Письмо С. И. Фуделя С. Н. Дурылину от 17 августа 1951 г. РГАЛИ. Ф. 2980. On. 1. Ed. хр. 869. Л. 7–7 об.
Он чувствовал, что как‑то весь обессилел и омертвел, не слышит своей внутренней жизни и совсем не справляется с «бытоустройством», настолько, что «бытие<…>надломилось, и смерть, как занавес, стала опускаться»[252]. И это чувство выросло почти до обреченности, когда потерпела полный крах попытка устроиться в Лебедяни, городке Липецкой области, где жила его двоюродная сестра, врач местной больницы, пообещавшая продать часть дома. С. И. Фудель не раз ездил в Лебедянь, обходил лесные склады, много недель занимался ремонтом — подвал, крыша, печи; вложил много сил, трудов, а также денег в строительство, но все было напрасно: отремонтированный дом так и не был ему продан, он влез в долги, но так и не обрел ни гнезда, ни работы. Продолжались поиски дома и в Александрове, и в Боровске, но безуспешно.

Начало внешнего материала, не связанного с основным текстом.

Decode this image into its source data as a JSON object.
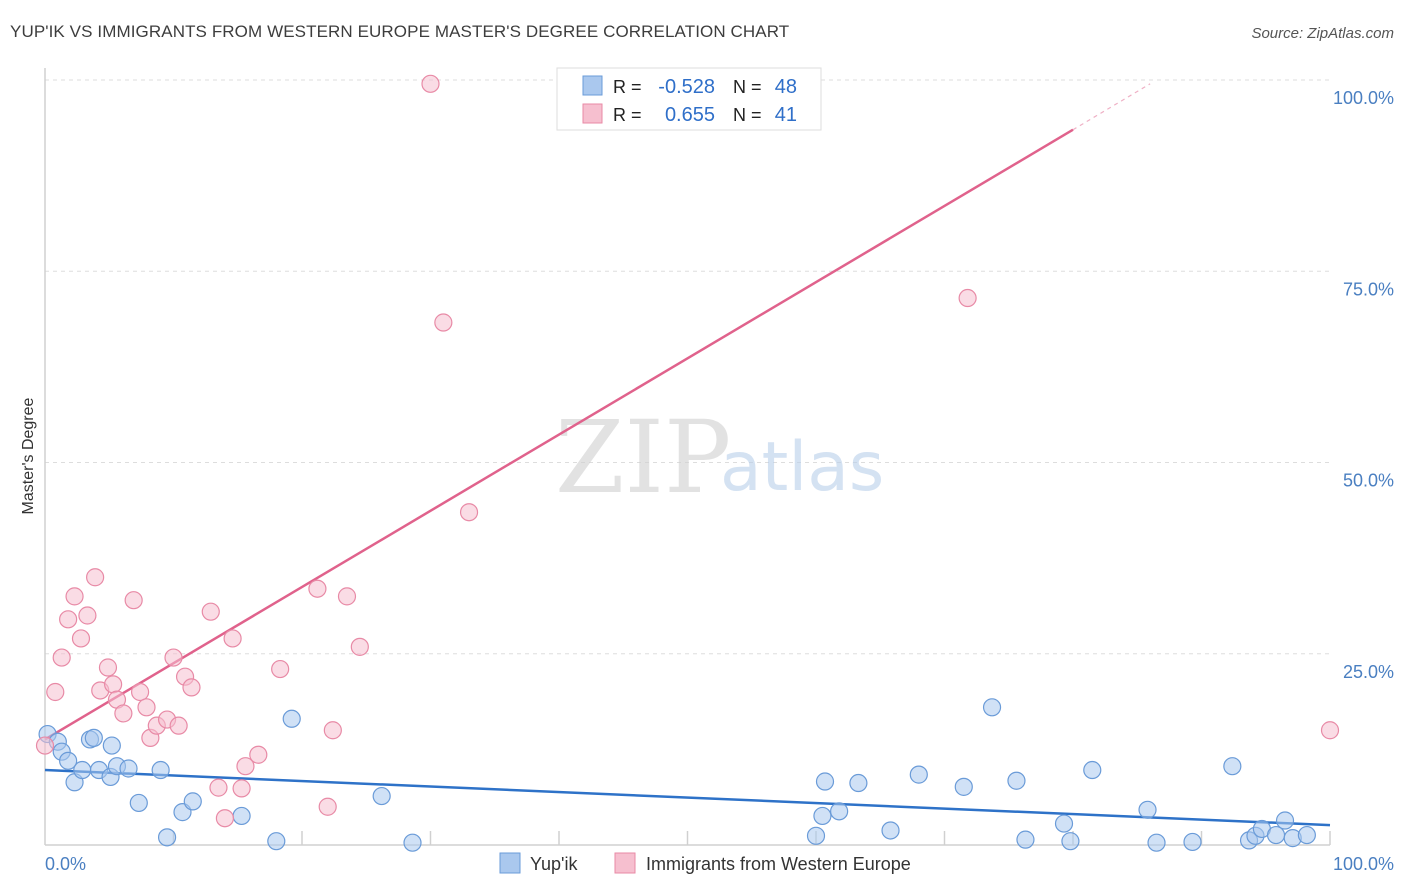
{
  "title": "YUP'IK VS IMMIGRANTS FROM WESTERN EUROPE MASTER'S DEGREE CORRELATION CHART",
  "source": "Source: ZipAtlas.com",
  "watermark": {
    "zip": "ZIP",
    "atlas": "atlas"
  },
  "colors": {
    "blue_fill": "#aac8ee",
    "blue_stroke": "#6a9bd8",
    "blue_line": "#2e72c8",
    "pink_fill": "#f6bfcf",
    "pink_stroke": "#e88aa6",
    "pink_line": "#e0628c",
    "grid": "#dddddd"
  },
  "legend": {
    "r_label": "R =",
    "n_label": "N =",
    "rows": [
      {
        "series": "blue",
        "r": "-0.528",
        "n": "48"
      },
      {
        "series": "pink",
        "r": "0.655",
        "n": "41"
      }
    ]
  },
  "chart_data": {
    "type": "scatter",
    "xlabel": "",
    "ylabel": "Master's Degree",
    "xlim": [
      0,
      100
    ],
    "ylim": [
      0,
      100
    ],
    "x_tick_labels": [
      "0.0%",
      "100.0%"
    ],
    "y_ticks": [
      25,
      50,
      75,
      100
    ],
    "y_tick_labels": [
      "25.0%",
      "50.0%",
      "75.0%",
      "100.0%"
    ],
    "grid": true,
    "legend_position": "top-center",
    "series": [
      {
        "name": "Yup'ik",
        "color": "blue",
        "trend": {
          "x": [
            0,
            100
          ],
          "y": [
            9.8,
            2.6
          ]
        },
        "points": [
          [
            0.2,
            14.5
          ],
          [
            1.0,
            13.5
          ],
          [
            1.3,
            12.2
          ],
          [
            1.8,
            11.0
          ],
          [
            2.3,
            8.2
          ],
          [
            2.9,
            9.8
          ],
          [
            3.5,
            13.8
          ],
          [
            3.8,
            14.0
          ],
          [
            4.2,
            9.8
          ],
          [
            5.1,
            8.9
          ],
          [
            5.2,
            13.0
          ],
          [
            5.6,
            10.3
          ],
          [
            6.5,
            10.0
          ],
          [
            7.3,
            5.5
          ],
          [
            9.0,
            9.8
          ],
          [
            9.5,
            1.0
          ],
          [
            10.7,
            4.3
          ],
          [
            11.5,
            5.7
          ],
          [
            15.3,
            3.8
          ],
          [
            18.0,
            0.5
          ],
          [
            19.2,
            16.5
          ],
          [
            26.2,
            6.4
          ],
          [
            28.6,
            0.3
          ],
          [
            60.0,
            1.2
          ],
          [
            60.5,
            3.8
          ],
          [
            60.7,
            8.3
          ],
          [
            61.8,
            4.4
          ],
          [
            63.3,
            8.1
          ],
          [
            65.8,
            1.9
          ],
          [
            68.0,
            9.2
          ],
          [
            71.5,
            7.6
          ],
          [
            73.7,
            18.0
          ],
          [
            75.6,
            8.4
          ],
          [
            76.3,
            0.7
          ],
          [
            79.3,
            2.8
          ],
          [
            79.8,
            0.5
          ],
          [
            81.5,
            9.8
          ],
          [
            85.8,
            4.6
          ],
          [
            86.5,
            0.3
          ],
          [
            89.3,
            0.4
          ],
          [
            92.4,
            10.3
          ],
          [
            93.7,
            0.6
          ],
          [
            94.2,
            1.2
          ],
          [
            94.7,
            2.1
          ],
          [
            95.8,
            1.3
          ],
          [
            96.5,
            3.2
          ],
          [
            97.1,
            0.9
          ],
          [
            98.2,
            1.3
          ]
        ]
      },
      {
        "name": "Immigrants from Western Europe",
        "color": "pink",
        "trend": {
          "x": [
            0,
            80
          ],
          "y": [
            13.8,
            93.5
          ]
        },
        "trend_dashed": {
          "x": [
            80,
            86
          ],
          "y": [
            93.5,
            99.5
          ]
        },
        "points": [
          [
            0.0,
            13.0
          ],
          [
            0.8,
            20.0
          ],
          [
            1.3,
            24.5
          ],
          [
            1.8,
            29.5
          ],
          [
            2.3,
            32.5
          ],
          [
            2.8,
            27.0
          ],
          [
            3.3,
            30.0
          ],
          [
            3.9,
            35.0
          ],
          [
            4.3,
            20.2
          ],
          [
            4.9,
            23.2
          ],
          [
            5.3,
            21.0
          ],
          [
            5.6,
            19.0
          ],
          [
            6.1,
            17.2
          ],
          [
            6.9,
            32.0
          ],
          [
            7.4,
            20.0
          ],
          [
            7.9,
            18.0
          ],
          [
            8.2,
            14.0
          ],
          [
            8.7,
            15.6
          ],
          [
            9.5,
            16.4
          ],
          [
            10.0,
            24.5
          ],
          [
            10.4,
            15.6
          ],
          [
            10.9,
            22.0
          ],
          [
            11.4,
            20.6
          ],
          [
            12.9,
            30.5
          ],
          [
            13.5,
            7.5
          ],
          [
            14.0,
            3.5
          ],
          [
            14.6,
            27.0
          ],
          [
            15.3,
            7.4
          ],
          [
            15.6,
            10.3
          ],
          [
            16.6,
            11.8
          ],
          [
            18.3,
            23.0
          ],
          [
            21.2,
            33.5
          ],
          [
            22.0,
            5.0
          ],
          [
            22.4,
            15.0
          ],
          [
            23.5,
            32.5
          ],
          [
            24.5,
            25.9
          ],
          [
            30.0,
            99.5
          ],
          [
            31.0,
            68.3
          ],
          [
            33.0,
            43.5
          ],
          [
            71.8,
            71.5
          ],
          [
            100.0,
            15.0
          ]
        ]
      }
    ]
  }
}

Пришлось вернуться в Усмань, снова снять комнату и заняться поисками работы. В январе 1952 года он получил крошечную пенсию по инвалидности, с обязательными повторными комиссиями каждые шесть месяцев — так появился голодный прожиточный минимум. К нему на лето смогли приехать жена и дочь Варя, появилась надежда на семейное тепло. «Усмань, как и Лебедянь, — вспоминал Н. С. Фудель, — тоже степной городок, но рядом знаменитый Усманский бор — бобровый заповедник на реке Усманке, которая протекала по огородам на задах папиного дома. Он поселился там с мамой и дочкой Варей. Они делали ремонт, копались в огороде — саду, старались еще раз попытаться “свить гнездо”. Туда, в Усмань, приехала после института и сестра моя Маша с мужем, и много помогали им в этом. Папа стал отходить от ссылки: вижу — сидит в траве на берегу речки, улыбаясь зелени и теплу, а на коленях у него Машина дочка Верочка»[253].
Только в 1953 году удалось устроиться в артель «Красное знамя» бухгалтером. Удалось наконец обзавестис® и собственным жилищем — домиком (точнее — одной третью жилого дома), холодным, ветхим, требовавшим починок каждое лето, а зимой заносимым снегом до самой трубы, с заботой о дровах, которых всегда не хватало. Одолевали болезни; к своим шестидесяти годам он был изможден и надорван почти нищенской нуждой, недоеданием, нездоровьем, неустройством. Тягота труда, хлопот, беспокойства, неуюта и холода порой казалась выше сил, выше меры, отпущенной одному человеку на одну жизнь.
Туда же, в Усмань, приехала умирать инокиня Матрона Лучкина, та самая, что в 1933 году отправилась в лагерь под Вожегу к С. И. Фуделю вместе с его женой, привезя запас сахара и сухарей, спасших арестанта от голодной смерти. Теперь она, уже неизлечимо больная, хотела быть вместе со своей церковной семьей.
«Спасает церковь, — писал С. И. Фудель сыну в конце 1958 года. — В 8 утра иногда (и часто) убегаем к будней обедне, когда в храме пустыня с горящими лампадками и полная достоверность Вечности. Там пьешь от источника и со страхом возвращаешься домой, со страхом, что по собственному бессилию не сохранишь полученное. Там же иногда узнаешь о страдании, которое безмерно больше нашего».